Dahmen has taught in the Elk River Area School District since 1976, splitting time between Lincoln and Handke elementary schools before moving to Otsego in 1995. She said she has always tried to make kids feel good about their abilities and excited about learning.
“I really have a strong feeling for the students and their families and wanting to have things be good and positive for them,” she said.
Dahmen, a Bloomington native, began her teaching career in the Kiester-Walters School District in southern Minnesota after graduating from St. Cloud State. She started the special-education program in the district, working with about 15 students of varying ages and abilities.
Dahmen said she learned that year to look specifically at each student and find out what his or her needs were. She said she also learned how to develop strong relationships with parents and families of students and to be empathetic of their situations.
“A lot of those families were farming families, (and) the kids would be up real early to help with chores,” Dahmen said. “You needed to be understanding that was a part of their life, too.”
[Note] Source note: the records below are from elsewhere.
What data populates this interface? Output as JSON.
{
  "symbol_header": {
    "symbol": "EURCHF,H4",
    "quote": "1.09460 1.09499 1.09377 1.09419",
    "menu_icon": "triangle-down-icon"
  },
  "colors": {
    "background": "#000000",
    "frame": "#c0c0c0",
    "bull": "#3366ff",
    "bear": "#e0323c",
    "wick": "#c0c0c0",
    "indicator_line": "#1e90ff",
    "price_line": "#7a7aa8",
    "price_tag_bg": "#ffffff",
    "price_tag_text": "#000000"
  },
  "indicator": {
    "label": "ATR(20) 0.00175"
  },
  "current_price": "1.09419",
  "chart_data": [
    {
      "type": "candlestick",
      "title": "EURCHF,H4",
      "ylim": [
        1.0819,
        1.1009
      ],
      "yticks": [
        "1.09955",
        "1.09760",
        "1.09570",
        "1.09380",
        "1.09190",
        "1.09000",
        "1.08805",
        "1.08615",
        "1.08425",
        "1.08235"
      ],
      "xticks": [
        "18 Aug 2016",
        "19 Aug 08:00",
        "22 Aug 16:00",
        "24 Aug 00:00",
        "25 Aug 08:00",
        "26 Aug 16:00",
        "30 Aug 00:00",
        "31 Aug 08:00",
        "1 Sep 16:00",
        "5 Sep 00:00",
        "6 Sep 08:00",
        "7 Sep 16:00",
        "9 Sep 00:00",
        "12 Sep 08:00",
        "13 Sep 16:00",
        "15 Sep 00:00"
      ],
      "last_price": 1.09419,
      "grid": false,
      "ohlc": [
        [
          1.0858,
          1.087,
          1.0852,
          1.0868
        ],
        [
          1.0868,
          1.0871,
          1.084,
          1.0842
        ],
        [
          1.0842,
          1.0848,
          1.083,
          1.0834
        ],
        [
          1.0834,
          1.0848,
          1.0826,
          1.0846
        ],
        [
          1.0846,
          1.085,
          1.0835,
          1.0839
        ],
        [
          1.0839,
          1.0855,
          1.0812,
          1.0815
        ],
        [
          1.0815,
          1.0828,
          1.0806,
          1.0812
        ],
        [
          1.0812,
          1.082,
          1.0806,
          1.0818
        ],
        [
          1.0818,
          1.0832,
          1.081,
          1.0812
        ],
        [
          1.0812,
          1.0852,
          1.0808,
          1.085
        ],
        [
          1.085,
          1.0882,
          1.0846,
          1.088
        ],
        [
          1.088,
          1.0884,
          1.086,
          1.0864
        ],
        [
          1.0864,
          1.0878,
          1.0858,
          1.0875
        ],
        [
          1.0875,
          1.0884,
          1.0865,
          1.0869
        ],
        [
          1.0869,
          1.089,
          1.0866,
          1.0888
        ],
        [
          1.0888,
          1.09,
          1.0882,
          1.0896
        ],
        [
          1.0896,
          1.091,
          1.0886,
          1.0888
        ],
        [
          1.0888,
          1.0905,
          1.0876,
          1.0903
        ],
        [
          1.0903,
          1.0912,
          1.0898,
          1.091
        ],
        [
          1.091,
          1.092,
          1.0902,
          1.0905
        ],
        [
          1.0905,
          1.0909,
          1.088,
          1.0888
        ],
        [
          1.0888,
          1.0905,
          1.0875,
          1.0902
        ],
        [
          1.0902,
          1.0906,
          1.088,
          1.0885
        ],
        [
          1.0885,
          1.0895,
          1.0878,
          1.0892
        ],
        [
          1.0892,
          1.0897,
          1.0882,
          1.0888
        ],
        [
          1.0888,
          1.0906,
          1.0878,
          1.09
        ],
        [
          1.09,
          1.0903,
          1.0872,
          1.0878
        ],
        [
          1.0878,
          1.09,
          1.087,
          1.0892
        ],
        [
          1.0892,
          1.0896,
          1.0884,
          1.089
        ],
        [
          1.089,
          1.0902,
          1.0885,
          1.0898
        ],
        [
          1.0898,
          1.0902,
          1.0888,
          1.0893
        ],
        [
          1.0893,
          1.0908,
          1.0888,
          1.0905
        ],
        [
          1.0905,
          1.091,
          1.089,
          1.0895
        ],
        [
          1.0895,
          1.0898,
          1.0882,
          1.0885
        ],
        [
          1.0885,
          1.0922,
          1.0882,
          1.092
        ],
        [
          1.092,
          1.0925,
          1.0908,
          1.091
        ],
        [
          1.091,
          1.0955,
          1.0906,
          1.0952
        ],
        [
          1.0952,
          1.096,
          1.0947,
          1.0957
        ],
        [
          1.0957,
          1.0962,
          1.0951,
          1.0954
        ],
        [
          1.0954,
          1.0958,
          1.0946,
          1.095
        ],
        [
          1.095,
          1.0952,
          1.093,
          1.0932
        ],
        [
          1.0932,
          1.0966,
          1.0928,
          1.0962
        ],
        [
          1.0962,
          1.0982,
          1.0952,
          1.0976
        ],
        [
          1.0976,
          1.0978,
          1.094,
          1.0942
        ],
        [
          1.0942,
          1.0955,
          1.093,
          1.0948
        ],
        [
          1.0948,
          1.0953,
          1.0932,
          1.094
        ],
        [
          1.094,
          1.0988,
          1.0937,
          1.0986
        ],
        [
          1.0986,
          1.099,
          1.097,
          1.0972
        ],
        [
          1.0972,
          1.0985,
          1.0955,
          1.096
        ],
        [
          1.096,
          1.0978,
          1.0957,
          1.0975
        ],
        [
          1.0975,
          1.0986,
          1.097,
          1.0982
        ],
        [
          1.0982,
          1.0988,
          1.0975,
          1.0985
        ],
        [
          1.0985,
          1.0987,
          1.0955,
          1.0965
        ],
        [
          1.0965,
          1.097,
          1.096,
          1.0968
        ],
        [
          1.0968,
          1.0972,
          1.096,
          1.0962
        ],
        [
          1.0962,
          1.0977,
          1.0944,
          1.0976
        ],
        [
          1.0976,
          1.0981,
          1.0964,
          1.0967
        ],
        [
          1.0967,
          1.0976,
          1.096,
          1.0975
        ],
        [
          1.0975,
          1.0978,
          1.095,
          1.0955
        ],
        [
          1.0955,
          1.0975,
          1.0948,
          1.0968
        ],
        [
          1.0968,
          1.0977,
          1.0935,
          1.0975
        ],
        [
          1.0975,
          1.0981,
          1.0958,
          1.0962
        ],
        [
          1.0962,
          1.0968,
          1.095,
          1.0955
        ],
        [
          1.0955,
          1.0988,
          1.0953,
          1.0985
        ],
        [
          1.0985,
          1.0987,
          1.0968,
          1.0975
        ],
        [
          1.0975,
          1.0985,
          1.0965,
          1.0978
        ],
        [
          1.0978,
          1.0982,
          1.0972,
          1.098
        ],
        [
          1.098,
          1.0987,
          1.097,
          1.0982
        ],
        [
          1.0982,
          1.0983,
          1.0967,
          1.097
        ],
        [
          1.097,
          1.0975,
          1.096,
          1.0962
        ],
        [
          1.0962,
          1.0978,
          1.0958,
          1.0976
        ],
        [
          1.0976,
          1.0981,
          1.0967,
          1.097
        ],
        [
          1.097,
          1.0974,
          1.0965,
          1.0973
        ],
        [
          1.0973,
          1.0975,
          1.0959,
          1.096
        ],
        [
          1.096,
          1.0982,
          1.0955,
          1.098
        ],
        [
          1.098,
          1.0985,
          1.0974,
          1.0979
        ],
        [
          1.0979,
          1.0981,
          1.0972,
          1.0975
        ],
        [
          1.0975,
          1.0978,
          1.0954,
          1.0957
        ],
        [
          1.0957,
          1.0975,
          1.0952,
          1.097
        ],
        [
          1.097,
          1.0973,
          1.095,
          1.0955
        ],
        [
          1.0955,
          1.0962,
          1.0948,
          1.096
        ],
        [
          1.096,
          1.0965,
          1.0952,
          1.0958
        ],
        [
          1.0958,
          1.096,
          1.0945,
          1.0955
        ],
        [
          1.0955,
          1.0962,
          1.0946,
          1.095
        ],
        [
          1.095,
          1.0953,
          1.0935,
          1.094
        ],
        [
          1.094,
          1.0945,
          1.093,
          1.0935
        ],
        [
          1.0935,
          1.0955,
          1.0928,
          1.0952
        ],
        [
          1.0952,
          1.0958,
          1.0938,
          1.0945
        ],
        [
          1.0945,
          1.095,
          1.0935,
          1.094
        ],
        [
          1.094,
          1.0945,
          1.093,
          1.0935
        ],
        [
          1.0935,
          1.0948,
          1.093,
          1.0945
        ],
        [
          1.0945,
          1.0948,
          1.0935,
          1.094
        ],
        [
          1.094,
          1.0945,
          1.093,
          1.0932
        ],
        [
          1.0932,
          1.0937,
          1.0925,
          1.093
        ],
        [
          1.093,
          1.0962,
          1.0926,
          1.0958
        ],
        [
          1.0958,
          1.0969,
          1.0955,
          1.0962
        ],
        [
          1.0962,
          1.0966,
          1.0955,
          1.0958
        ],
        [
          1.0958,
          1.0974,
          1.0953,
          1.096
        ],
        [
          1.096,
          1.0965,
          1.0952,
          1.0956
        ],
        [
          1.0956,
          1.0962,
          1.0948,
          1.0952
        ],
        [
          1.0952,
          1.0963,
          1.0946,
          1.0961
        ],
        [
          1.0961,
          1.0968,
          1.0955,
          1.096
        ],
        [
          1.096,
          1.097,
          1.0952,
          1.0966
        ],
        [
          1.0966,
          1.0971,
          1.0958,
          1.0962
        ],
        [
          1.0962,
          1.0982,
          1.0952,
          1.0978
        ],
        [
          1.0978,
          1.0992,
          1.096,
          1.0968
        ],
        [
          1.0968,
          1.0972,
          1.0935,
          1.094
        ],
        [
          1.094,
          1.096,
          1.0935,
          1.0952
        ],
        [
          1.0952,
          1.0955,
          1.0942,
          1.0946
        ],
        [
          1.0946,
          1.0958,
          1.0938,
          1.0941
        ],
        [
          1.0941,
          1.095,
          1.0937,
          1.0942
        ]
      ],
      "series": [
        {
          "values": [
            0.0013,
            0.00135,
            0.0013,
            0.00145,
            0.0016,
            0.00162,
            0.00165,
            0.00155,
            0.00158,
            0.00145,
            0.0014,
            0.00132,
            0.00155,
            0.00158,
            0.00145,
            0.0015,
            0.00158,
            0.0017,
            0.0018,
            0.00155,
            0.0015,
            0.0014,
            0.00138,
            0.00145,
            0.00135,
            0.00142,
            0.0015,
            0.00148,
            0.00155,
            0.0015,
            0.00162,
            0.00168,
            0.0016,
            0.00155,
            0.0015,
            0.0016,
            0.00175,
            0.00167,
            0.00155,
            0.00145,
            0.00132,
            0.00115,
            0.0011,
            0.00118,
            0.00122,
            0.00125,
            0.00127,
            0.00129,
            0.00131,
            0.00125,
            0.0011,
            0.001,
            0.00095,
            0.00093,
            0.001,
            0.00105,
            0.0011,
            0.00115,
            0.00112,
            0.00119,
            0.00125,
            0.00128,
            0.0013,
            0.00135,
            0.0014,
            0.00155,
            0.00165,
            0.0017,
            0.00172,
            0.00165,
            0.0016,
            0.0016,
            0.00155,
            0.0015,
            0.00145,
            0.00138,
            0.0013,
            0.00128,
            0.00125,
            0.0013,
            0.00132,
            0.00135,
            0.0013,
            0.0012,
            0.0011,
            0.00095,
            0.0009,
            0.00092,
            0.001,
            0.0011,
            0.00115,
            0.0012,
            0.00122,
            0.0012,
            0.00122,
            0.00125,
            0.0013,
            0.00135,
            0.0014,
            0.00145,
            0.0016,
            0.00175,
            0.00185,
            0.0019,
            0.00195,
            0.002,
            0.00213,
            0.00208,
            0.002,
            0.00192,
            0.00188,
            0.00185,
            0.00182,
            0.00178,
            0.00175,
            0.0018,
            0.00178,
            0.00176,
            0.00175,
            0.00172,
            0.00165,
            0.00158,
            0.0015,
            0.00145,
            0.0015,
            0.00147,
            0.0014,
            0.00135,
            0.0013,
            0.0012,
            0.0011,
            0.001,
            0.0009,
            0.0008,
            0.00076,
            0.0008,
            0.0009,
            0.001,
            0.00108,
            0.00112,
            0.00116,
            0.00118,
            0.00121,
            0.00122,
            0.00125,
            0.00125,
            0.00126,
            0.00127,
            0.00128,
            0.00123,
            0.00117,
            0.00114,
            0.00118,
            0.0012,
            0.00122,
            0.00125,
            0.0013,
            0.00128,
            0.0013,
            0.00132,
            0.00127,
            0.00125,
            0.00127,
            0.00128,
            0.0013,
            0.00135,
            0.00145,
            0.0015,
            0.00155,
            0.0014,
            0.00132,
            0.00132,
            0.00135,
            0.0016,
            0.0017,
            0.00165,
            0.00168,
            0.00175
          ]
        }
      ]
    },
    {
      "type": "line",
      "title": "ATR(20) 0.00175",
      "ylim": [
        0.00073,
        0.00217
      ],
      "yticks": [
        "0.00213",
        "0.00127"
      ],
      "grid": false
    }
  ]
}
Dahmen moved to the Elk River district a couple of years later. She said what she takes away most from her time is the memories of the students with whom she has worked.
“Kids can surprise the heck out of us,” she said, noting the successes her students have had over the years. “I love hearing about how they are and what they are doing.”
Special-education teacher Kristin Rutz has worked with Dahmen for the past five years and student-taught with her in 2008. She said Dahmen is a great role model who is dedicated and passionate about teaching kids with disabilities.
“She’s kind of our go-to person when it comes to different academic interventions,” Rutz said. “She was always just very welcoming and inviting (and) always willing to share her experience.”
Rutz said she will miss how sweet and flexible Dahmen is, noting that she became not only a mentor but a friend. Rutz was one of about 30 teachers who student-taught for Dahmen over the years, many of whom are still teaching in the district.
Dahmen said she plans on enjoying life post-retirement, adding that she will visit her sons who live in New York. She said she is still learning new things in her final weeks of teaching and plans on tutoring a couple of students over the summer.
“Everything that I know is because of her,” Rutz said. “She’s just a staple in our school.”